Old 05-11-2012, 05:32 PM
Zac Medico
 
Default prepstrip/ecompressdir: parallelize operations

On 05/11/2012 09:39 AM, Mike Frysinger wrote:
> +multijob_finish() {
> + local ret=0
> + while [[ ${mj_num_jobs} -gt 0 ]] ; do
> + multijob_finish_one
> + : $(( ret += $? ))
> + done
> + # Let bash clean up its internal child tracking state.
> + wait
> + return ${ret}
> +}

Wouldn't it be better to use $(( ret |= $? )) there, in order to avoid a
possible integer overflow? Other than that, the patch looks good to me.
--
Thanks,
Zac
 
Old 05-11-2012, 06:14 PM
Mike Frysinger
 
Default prepstrip/ecompressdir: parallelize operations

On Friday 11 May 2012 13:32:46 Zac Medico wrote:
> On 05/11/2012 09:39 AM, Mike Frysinger wrote:
> > +multijob_finish() {
> > + local ret=0
> > + while [[ ${mj_num_jobs} -gt 0 ]] ; do
> > + multijob_finish_one
> > + : $(( ret += $? ))
> > + done
> > + # Let bash clean up its internal child tracking state.
> > + wait
> > + return ${ret}
> > +}
>
> Wouldn't it be better to use $(( ret |= $? )) there, in order to avoid a
> possible integer overflow? Other than that, the patch looks good to me.

i meant to use |= like the other places ...

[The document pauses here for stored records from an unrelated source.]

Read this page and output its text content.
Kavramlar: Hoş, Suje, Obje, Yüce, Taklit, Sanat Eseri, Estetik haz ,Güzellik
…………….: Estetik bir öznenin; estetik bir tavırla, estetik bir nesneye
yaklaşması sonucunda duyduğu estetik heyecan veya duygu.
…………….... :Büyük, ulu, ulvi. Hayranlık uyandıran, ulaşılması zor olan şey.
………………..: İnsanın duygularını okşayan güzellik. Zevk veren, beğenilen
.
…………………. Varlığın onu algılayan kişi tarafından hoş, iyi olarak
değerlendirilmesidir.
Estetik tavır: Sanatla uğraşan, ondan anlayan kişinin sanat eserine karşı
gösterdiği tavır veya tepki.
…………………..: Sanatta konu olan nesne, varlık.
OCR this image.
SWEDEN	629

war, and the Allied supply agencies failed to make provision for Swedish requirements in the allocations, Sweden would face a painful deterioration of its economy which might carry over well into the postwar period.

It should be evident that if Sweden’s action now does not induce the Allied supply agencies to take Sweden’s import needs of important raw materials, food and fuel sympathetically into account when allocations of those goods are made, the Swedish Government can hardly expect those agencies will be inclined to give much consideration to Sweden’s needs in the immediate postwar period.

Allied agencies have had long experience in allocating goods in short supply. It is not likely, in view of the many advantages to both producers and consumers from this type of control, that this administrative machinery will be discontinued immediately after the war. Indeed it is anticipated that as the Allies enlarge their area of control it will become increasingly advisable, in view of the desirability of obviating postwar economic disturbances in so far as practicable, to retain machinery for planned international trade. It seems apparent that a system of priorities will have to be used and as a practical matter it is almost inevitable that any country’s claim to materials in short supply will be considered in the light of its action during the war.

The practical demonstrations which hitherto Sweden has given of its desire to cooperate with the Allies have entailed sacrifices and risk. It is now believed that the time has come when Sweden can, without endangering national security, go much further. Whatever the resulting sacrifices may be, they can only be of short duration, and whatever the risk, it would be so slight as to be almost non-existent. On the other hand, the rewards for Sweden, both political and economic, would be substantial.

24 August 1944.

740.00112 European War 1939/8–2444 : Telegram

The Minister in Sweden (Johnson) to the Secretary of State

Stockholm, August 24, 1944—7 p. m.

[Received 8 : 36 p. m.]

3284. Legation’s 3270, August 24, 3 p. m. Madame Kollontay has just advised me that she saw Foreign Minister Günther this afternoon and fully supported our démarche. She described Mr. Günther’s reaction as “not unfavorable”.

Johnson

not that i'm too worried about overflow here as the exit value is clamped to
[0..255], so it'd take millions of failing processes to cause a problem .
-mike
 
Old 05-14-2012, 07:33 AM
Michael Haubenwallner
 
Default prepstrip/ecompressdir: parallelize operations

On 05/11/2012 06:39 PM, Mike Frysinger wrote:
> +multijob_child_init() {
> + trap 'echo ${BASHPID} $? >&'${mj_control_fd} EXIT
> + trap 'exit 1' INT TERM
> +}

Just wondering why $! in parent isn't used anywhere, even not for some
integrity check if the child's BASHPID actually was forked by parent.

> +multijob_post_fork() {
> + : $(( ++mj_num_jobs ))
> + if [[ ${mj_num_jobs} -ge ${mj_max_jobs} ]] ; then
> + multijob_finish_one

Feels like ignoring this child's exitstatus isn't intentional here.

> + fi
> + return 0
> +}

/haubi/
 
Old 05-14-2012, 08:44 AM
Zac Medico
 
Default prepstrip/ecompressdir: parallelize operations

On 05/14/2012 12:33 AM, Michael Haubenwallner wrote:
>> +multijob_post_fork() {
>> + : $(( ++mj_num_jobs ))
>> + if [[ ${mj_num_jobs} -ge ${mj_max_jobs} ]] ; then
>> + multijob_finish_one
>
> Feels like ignoring this child's exitstatus isn't intentional here.

Thanks, fixed now:

http://git.overlays.gentoo.org/gitweb/?p=proj/portage.git;a=commit;h=2adc44295a5b5c77640c32cd24e bbd8d52e5237b

And here are a couple of more related fixes:

http://git.overlays.gentoo.org/gitweb/?p=proj/portage.git;a=commit;h=b4fba3e9fa2e285244de491f577 00978158c1838
http://git.overlays.gentoo.org/gitweb/?p=proj/portage.git;a=commit;h=c534e32f78cf7c543e9203e7fe1 c7b1630144ffb
--
Thanks,
Zac
 
Old 05-14-2012, 08:48 AM
Brian Harring
 
Default prepstrip/ecompressdir: parallelize operations

On Mon, May 14, 2012 at 09:33:58AM +0200, Michael Haubenwallner wrote:
>
>
> On 05/11/2012 06:39 PM, Mike Frysinger wrote:
> > +multijob_child_init() {
> > + trap 'echo ${BASHPID} $? >&'${mj_control_fd} EXIT
> > + trap 'exit 1' INT TERM
> > +}
>
> Just wondering why $! in parent isn't used anywhere, even not for some
> integrity check if the child's BASHPID actually was forked by parent.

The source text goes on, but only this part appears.